Jemen: "Gesundheitssystem ist zusammengebrochen"
profil: Seit mittlerweile drei Jahren herrscht im Jemen Bürgerkrieg. Sie sind seit März 2017 vor Ort, welche Entwicklung haben Sie beobachtet?
Bernadette Schober: Das Gesundheitssystem im Jemen hat seit 2015 kontinuierlich abgebaut und ist mittlerweile weitgehend zusammengebrochen. Das liegt einerseits an den Kampfhandlungen, andererseits daran, dass das medizinische Personal seit einem Jahr keine Gehälter mehr erhalten hat. Um zu überleben, ziehen die Mitarbeiter in die größeren Städte oder arbeiten in teuren Privatkliniken, die sich die normale Bevölkerung nicht leisten kann.
profil:Seit November verhindert die Allianz um das Nachbarland Saudi-Arabien die Importe in den Jemen, wie wirkt sich diese Blockade aus?

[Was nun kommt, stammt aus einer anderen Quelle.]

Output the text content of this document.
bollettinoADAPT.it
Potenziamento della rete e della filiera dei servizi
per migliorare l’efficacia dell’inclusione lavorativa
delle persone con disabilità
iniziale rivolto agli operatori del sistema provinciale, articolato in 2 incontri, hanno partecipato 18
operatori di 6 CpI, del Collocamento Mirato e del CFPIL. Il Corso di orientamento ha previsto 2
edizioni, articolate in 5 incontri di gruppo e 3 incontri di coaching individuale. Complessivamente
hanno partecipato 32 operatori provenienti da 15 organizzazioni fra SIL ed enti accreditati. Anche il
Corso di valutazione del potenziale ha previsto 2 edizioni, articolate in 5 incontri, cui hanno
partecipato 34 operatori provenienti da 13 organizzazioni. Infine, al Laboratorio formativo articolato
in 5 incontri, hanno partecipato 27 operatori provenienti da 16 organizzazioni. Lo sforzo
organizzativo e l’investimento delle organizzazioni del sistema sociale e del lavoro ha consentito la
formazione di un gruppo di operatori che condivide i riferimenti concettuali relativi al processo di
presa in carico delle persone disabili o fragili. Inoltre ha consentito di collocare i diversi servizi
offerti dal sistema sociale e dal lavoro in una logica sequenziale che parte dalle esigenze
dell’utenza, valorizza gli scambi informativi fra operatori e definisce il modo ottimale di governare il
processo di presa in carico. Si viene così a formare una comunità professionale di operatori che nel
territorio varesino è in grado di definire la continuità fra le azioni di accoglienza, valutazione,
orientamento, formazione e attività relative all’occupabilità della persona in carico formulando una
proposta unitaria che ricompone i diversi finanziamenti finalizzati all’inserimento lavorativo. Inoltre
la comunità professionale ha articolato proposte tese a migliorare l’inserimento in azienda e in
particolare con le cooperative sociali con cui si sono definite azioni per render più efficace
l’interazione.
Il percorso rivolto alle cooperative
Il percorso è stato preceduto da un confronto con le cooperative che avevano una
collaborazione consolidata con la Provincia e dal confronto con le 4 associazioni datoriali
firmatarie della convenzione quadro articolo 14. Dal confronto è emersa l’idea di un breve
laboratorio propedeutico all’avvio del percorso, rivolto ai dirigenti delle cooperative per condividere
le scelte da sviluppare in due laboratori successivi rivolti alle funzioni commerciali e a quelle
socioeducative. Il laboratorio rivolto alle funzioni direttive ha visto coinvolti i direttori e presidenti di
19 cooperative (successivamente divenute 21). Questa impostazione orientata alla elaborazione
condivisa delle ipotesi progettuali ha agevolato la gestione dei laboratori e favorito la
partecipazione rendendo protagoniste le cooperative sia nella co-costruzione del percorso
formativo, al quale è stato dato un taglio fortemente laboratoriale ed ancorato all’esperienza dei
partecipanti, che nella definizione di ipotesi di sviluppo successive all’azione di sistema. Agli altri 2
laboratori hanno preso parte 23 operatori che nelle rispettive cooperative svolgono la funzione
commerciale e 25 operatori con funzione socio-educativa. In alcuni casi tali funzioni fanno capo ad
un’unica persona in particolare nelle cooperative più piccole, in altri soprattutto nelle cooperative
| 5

Schober:Der Jemen ist zu großen Teilen von Importen abhängig, die Blockade führt zu rasanten Preisanstiegen. Aufgrund der Teuerungen bei Lebensmitteln beobachten wir mittlerweile einen deutlichen Anstieg der Mangelernährung bei Kindern unter fünf Jahren. Viele Familien kochen nur noch eine Mahlzeit pro Tag, manche können sich einfach nichts mehr leisten.
Unser Team bemerkt die Blockade vor allem bei den Treibstoffpreisen, denn die Stromversorgung läuft primär über Generatoren. Es kommen auch immer weniger Patienten zu uns ins Krankenhaus, weil sie sich die Fahrt hierher nicht mehr leisten können. Natürlich wird auch der Nachschub von Medikamenten und Personal immer schwieriger, unsere Vorräte werden irgendwann zur Neige gehen.
profil:Vergangenes Jahr gab es im Jemen den schlimmsten bekannten Cholera-Ausbruch, hat sich hier die Situation weiter verschlimmert?
Schober:Wir hatten damals sozusagen die "perfekte" Lage für eine Epidemie. Mittlerweile ist die Regenzeit vorbei und die Infektionen nehmen ab. Da es aber kaum sauberes Trinkwasser gibt, rechnen wir mit einem erneuten schweren Ausbruch. Bisher wurden eine Million Menschen infiziert. Alleine bei uns im Krankenhaus haben wir 8000 Menschen behandelt. Nun haben wir zusätzlich den ersten Ausbruch von Diphtherie im Jemen seit 1982. Allein daran sieht man, wie weit das Gesundheitssystem schon zurückgeworfen wurde.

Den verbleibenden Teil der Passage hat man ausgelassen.